La Charte canadienne des droits et libertés

La Charte canadienne des droits et libertés est entrée en vigueur le 17 avril 1982. L'article 15 de la Charte (droit à l'égalité) a pris effet trois ans après les autres dispositions de la Charte, soit le 17 avril 1985. Ce délai était nécessaire afin de permettre aux gouvernements de s'assurer que leurs lois étaient compatibles avec les droits à l'égalité énoncés à l'article 15.

La Charte a pour fondement le principe de la primauté du droit et enchâsse dans la Constitution du Canada les droits et libertés que les Canadiennes et Canadiens estiment essentiels au maintien d'une société libre et démocratique. Elle reconnaît les grandes libertés fondamentales (p. ex. la liberté d'expression et la liberté d'association), les droits démocratiques (p. ex. le droit de vote), les libertés de circulation (p. ex. le droit de vivre dans l'endroit de son choix au Canada), les garanties juridiques (p. ex. le droit à la vie, à la liberté et à la sécurité de sa personne), les droits à l'égalité ainsi que le patrimoine multiculturel des Canadiennes et Canadiens. De plus, la Charte protège les langues officielles et le droit à l'éducation dans la langue de la minorité. Les dispositions de l'article 25 de la Charte garantit également les droits des peuples autochtones du Canada.

La Charte et la société canadienne

La Charte régit les interactions entre l'État (gouvernements fédéral, provinciaux et territoriaux) et les particuliers. Il s'agit, d'une certaine façon, de la plus importante loi du Canada, car elle peut rendre invalides ou inopérantes toutes lois qui sont incompatibles avec ses dispositions. Depuis plus de 25 ans, la Charte est un formidable moteur de changement, d'avancement et d'affirmation des valeurs de notre société. Par ailleurs, les tribunaux canadiens ont rendu des centaines de décisions invoquant les dispositions de la Charte pour conformer les lois canadiennes aux principes et aux valeurs de la société canadienne.

La Charte a eu une importante incidence sur la promotion et la protection des droits de la personne au Canada. En ce qui a trait aux droits linguistiques, elle a eu pour conséquence le renforcement des droits des minorités de langues officielles. Quant au droit à l'égalité, l'adoption de la Charte a permis la reconnaissance et l'exécution des droits de plusieurs groupes minoritaires et défavorisés. Sur le plan du droit pénal, la Charte a clarifié considérablement les pouvoirs de l'État par rapport aux droits du détenu.

Autres lois en matière de droits de la personne

Il existe plusieurs autres lois qui protègent les droits de la personne au Canada. La Déclaration canadienne des droits a été adoptée par le Parlement en 1960. Elle s'applique aux lois et aux politiques qui relèvent des compétences fédérales et garantit les libertés et les droits semblables à ceux que l'on retrouve dans la Charte (p. ex., les droits à l'égalité, les garanties juridiques ainsi que les libertés de religion, de parole et d'association). Toutefois, la Déclaration ne fait pas partie de la Constitution du Canada.

Les gouvernements fédéral, provinciaux et territoriaux ont adopté une législation (lois ou codes des droits de la personne) interdisant la discrimination fondée sur divers motifs dans les domaines de l'emploi, de la fourniture de biens, d'installations et de services habituellement offerts à la population et dans l'hébergement. La portée de ces textes législatifs est différente de celle de l'article 15 de la Charte sur les droits à l'égalité en ce qu'ils offrent une protection contre la discrimination de la part non seulement des autorités gouvernementales mais aussi des personnes dans leurs rapports privés.

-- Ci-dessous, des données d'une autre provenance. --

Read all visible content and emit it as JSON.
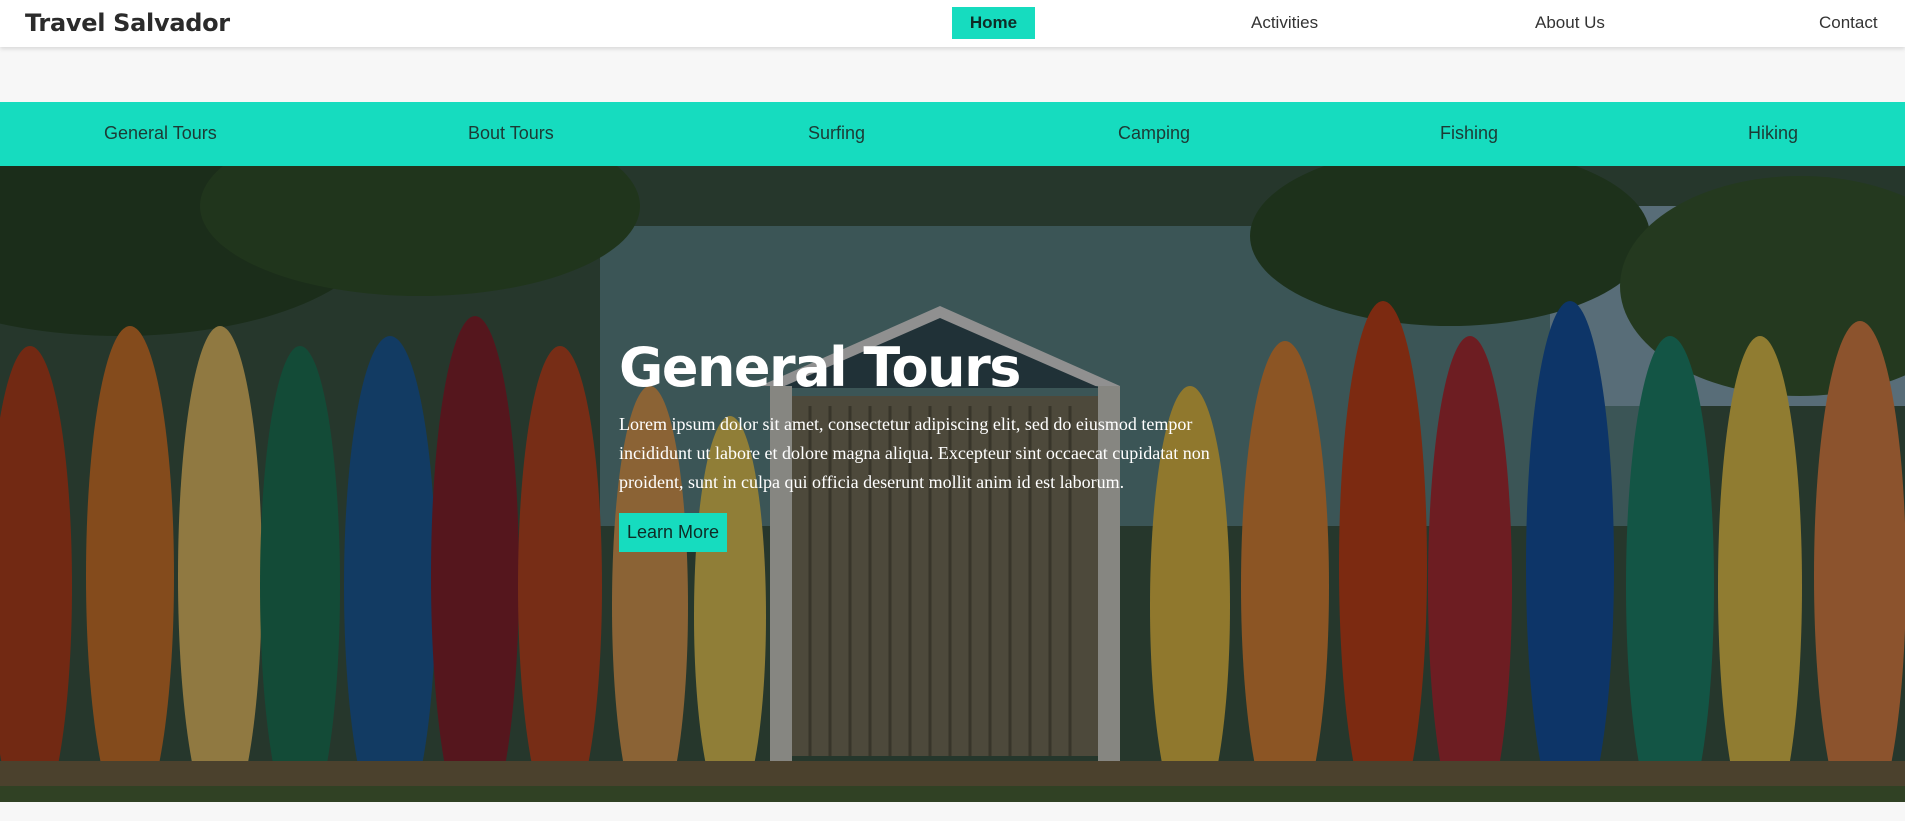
{
  "brand": "Travel Salvador",
  "nav": {
    "home": "Home",
    "activities": "Activities",
    "about": "About Us",
    "contact": "Contact"
  },
  "categories": [
    "General Tours",
    "Bout Tours",
    "Surfing",
    "Camping",
    "Fishing",
    "Hiking"
  ],
  "hero": {
    "title": "General Tours",
    "text": "Lorem ipsum dolor sit amet, consectetur adipiscing elit, sed do eiusmod tempor incididunt ut labore et dolore magna aliqua. Excepteur sint occaecat cupidatat non proident, sunt in culpa qui officia deserunt mollit anim id est laborum.",
    "button": "Learn More",
    "image": "surfboards-fence-photo"
  },
  "colors": {
    "accent": "#16dcbf",
    "brand_text": "#2b2b2b"
  }
}
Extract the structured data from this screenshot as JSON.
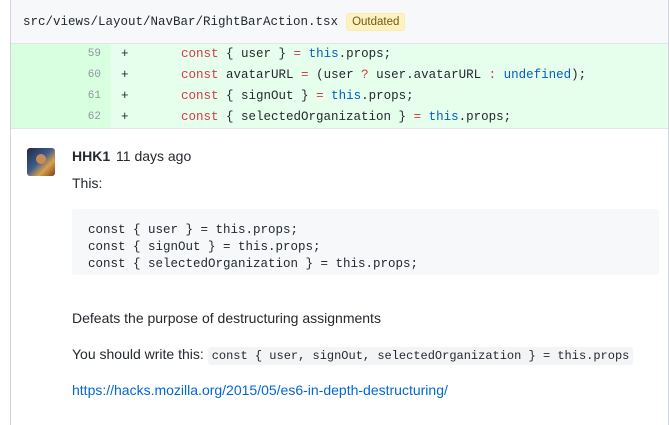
{
  "file": {
    "path": "src/views/Layout/NavBar/RightBarAction.tsx",
    "badge": "Outdated"
  },
  "diff": [
    {
      "num": "59",
      "sign": "+",
      "parts": [
        [
          "",
          "    "
        ],
        [
          "kw",
          "const"
        ],
        [
          "",
          " { user } "
        ],
        [
          "op",
          "="
        ],
        [
          "",
          " "
        ],
        [
          "bl",
          "this"
        ],
        [
          "",
          ".props;"
        ]
      ]
    },
    {
      "num": "60",
      "sign": "+",
      "parts": [
        [
          "",
          "    "
        ],
        [
          "kw",
          "const"
        ],
        [
          "",
          " avatarURL "
        ],
        [
          "op",
          "="
        ],
        [
          "",
          " (user "
        ],
        [
          "op",
          "?"
        ],
        [
          "",
          " user.avatarURL "
        ],
        [
          "op",
          ":"
        ],
        [
          "",
          " "
        ],
        [
          "bl",
          "undefined"
        ],
        [
          "",
          ");"
        ]
      ]
    },
    {
      "num": "61",
      "sign": "+",
      "parts": [
        [
          "",
          "    "
        ],
        [
          "kw",
          "const"
        ],
        [
          "",
          " { signOut } "
        ],
        [
          "op",
          "="
        ],
        [
          "",
          " "
        ],
        [
          "bl",
          "this"
        ],
        [
          "",
          ".props;"
        ]
      ]
    },
    {
      "num": "62",
      "sign": "+",
      "parts": [
        [
          "",
          "    "
        ],
        [
          "kw",
          "const"
        ],
        [
          "",
          " { selectedOrganization } "
        ],
        [
          "op",
          "="
        ],
        [
          "",
          " "
        ],
        [
          "bl",
          "this"
        ],
        [
          "",
          ".props;"
        ]
      ]
    }
  ],
  "comment": {
    "author": "HHK1",
    "time": "11 days ago",
    "intro": "This:",
    "code": "const { user } = this.props;\nconst { signOut } = this.props;\nconst { selectedOrganization } = this.props;",
    "defeats": "Defeats the purpose of destructuring assignments",
    "suggest_text": "You should write this: ",
    "suggest_code": "const { user, signOut, selectedOrganization } = this.props",
    "link": "https://hacks.mozilla.org/2015/05/es6-in-depth-destructuring/"
  },
  "colors": {
    "added_line_bg": "#e6ffed",
    "added_num_bg": "#cdffd8",
    "keyword": "#d73a49",
    "builtin": "#005cc5",
    "link": "#0366d6",
    "badge_bg": "#fff1c2"
  }
}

Que faire si on porte atteinte à vos droits reconnus par la Charte?

Toute personne dont les droits et libertés garantis par la Charte ont été lésés par tout ordre de gouvernement peut s'adresser à un tribunal pour obtenir réparation. La personne doit établir qu'un droit ou liberté garanti par la Charte a fait l'objet d'une violation. Si cette limite est prévue par une disposition législative, le gouvernement devra alors démontrer que cette limite est raisonnable en application de l'article premier de la Charte. Si le tribunal n'est pas convaincu par les arguments du gouvernement, il peut accorder une réparation qu'il estime convenable eu égard aux circonstances. Par exemple, un tribunal peut rendre une ordonnance enjoignant l'arrêt des procédures contre une personne qui est accusée d'une infraction si le droit de cette personne à un procès dans un délai raisonnable n'a pas été respecté. Une réparation peut également être demandée à un tribunal si un représentant officiel du gouvernement viole des droits individuels, par exemple, un policier qui cherche abusivement des preuves dans une propriété privée. Finalement, si un tribunal conclut qu'une loi porte atteinte aux droits reconnus par la Charte, par exemple si celui-ci considère la loi discriminatoire en vertu de l'article sur les droits à l'égalité, le tribunal peut statuer que la loi est inopérante.